The design intent of workers is inspired by the “do one thing and do it well” aspect of the Unix philosophy. Having small, independent workers facilitates restarting the nowcast system automation at (almost) any point in the daily processing in the event of problems. To the extent possible, workers should be idempotent so that they can be run multiple times if necessary to recover from problems. Workers should use Logging to record significant events in the nowcast system log files to facilitate monitoring of the system, and diagnosis and recovery from problems. Workers often have command-line option flags that enable their execution to be customized; for example a --run-date flag might allow a worker to operate on run results from a specific date.
Small, independent, idempotent workers that have command-line option flags and that contribute well to the nowcast system log files are key to making a nowcast system flexible, robust, fault tolerant, and easy to maintain.
The framework provides:
The
nemo_nowcast.worker
module that contains classes for the construction and use of worker modulesA collection of Built-in Workers that are likely to be of use in many nowcast systems built on the framework
Example Workers, an Example next_workers Module, and example configuration files (Example Nowcast Configuration File and Example Supervisor Configuration File) sufficient to create a A “Toy” Example of a Nowcast System that demonstrates how the workers, manager, and message broker processes interact
By default all workers based on nemo_nowcast.worker.NowcastWorker
accept the path and name of a Nowcast Configuration File as a required command-line argument.
They also accept --help or -h,
and --debug as command-line options.
Running a worker with the --help or -h flag provides information about the worker and how to run it:
$ python -m nemo_nowcast.workers.rotate_logs nowcast.yaml -h
usage: python -m nemo_nowcast.workers.rotate_logs [-h] [--debug] config_file
NEMO_Nowcast framework rotate_logs worker.
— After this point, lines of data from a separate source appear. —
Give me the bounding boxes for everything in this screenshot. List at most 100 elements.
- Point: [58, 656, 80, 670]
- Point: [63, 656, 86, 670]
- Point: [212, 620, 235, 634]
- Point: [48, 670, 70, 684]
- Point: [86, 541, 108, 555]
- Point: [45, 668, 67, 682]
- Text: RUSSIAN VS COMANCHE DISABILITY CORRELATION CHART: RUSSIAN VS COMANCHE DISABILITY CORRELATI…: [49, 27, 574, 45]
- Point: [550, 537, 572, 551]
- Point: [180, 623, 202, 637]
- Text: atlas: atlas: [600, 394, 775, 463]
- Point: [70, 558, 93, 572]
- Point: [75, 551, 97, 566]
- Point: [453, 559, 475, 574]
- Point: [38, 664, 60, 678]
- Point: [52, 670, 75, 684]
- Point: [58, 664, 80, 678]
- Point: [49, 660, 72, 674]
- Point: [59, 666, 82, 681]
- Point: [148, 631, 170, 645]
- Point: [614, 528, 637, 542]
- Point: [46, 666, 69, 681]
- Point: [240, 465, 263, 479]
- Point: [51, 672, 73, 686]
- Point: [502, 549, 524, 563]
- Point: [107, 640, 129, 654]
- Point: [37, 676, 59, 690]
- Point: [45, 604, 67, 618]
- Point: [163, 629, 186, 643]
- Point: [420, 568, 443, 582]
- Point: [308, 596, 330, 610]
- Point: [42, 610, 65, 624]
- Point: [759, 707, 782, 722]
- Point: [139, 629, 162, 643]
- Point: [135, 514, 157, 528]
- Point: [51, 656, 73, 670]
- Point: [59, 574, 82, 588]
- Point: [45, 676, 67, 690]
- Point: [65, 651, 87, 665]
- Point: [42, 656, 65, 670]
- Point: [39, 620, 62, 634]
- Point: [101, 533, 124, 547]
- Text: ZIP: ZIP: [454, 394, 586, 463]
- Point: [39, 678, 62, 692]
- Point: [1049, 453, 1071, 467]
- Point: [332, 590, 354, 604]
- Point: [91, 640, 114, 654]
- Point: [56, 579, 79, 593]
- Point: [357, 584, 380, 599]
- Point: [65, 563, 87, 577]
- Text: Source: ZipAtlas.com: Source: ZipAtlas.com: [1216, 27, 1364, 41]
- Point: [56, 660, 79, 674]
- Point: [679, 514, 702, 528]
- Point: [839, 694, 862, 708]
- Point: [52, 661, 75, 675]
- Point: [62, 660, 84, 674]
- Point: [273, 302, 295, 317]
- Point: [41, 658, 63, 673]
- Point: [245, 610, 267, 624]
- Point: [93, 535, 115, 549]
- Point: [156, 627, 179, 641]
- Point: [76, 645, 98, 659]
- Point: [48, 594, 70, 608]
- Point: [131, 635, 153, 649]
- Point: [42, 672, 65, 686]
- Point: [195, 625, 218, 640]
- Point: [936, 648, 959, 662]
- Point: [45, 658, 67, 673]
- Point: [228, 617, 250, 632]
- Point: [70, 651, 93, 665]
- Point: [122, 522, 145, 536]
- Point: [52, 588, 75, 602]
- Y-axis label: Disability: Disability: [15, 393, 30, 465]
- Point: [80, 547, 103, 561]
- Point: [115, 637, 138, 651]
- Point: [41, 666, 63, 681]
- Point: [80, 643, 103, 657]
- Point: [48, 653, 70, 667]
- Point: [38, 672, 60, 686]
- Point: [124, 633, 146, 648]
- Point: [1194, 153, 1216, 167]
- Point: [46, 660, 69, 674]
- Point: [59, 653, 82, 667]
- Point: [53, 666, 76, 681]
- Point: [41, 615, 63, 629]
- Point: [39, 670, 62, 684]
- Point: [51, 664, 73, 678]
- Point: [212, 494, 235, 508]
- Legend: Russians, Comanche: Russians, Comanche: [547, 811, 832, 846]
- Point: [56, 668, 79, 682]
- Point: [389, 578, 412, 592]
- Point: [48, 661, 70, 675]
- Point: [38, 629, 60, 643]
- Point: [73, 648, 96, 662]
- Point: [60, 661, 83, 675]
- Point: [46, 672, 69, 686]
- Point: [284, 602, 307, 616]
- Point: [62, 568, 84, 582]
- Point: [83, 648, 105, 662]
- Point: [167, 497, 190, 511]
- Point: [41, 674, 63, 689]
Iterate through the nowcast system
logging handlers, calling the :py:meth:`doRollover` method on any that are
instances of :py:class:`logging.handlers.RotatingFileHandler`.
positional arguments:
config_file Path/name of YAML configuration file for NEMO nowcast.
optional arguments:
-h, --help show this help message and exit
--debug Send logging output to the console instead of the log file. Log
messages that would normally be sent to the manager are sent to
the console, suppressing interactions with the manager such as
launching other workers. Intended only for use when the worker
is run in foreground from the command-line.
As the output above says, the --debug flag changes how the worker interacts with the nowcast messaging system and log files in such a way that the worker is disconnected from the system. That is useful for testing, debugging, and sometimes for maintenance of the system or recovery from problems.
The Creating Nowcast Worker Modules section provides a detailed description of how to create a worker module.
The Example Workers and the Built-in Workers provided for use in nowcast system deployments serve as examples of how to write your own worker modules.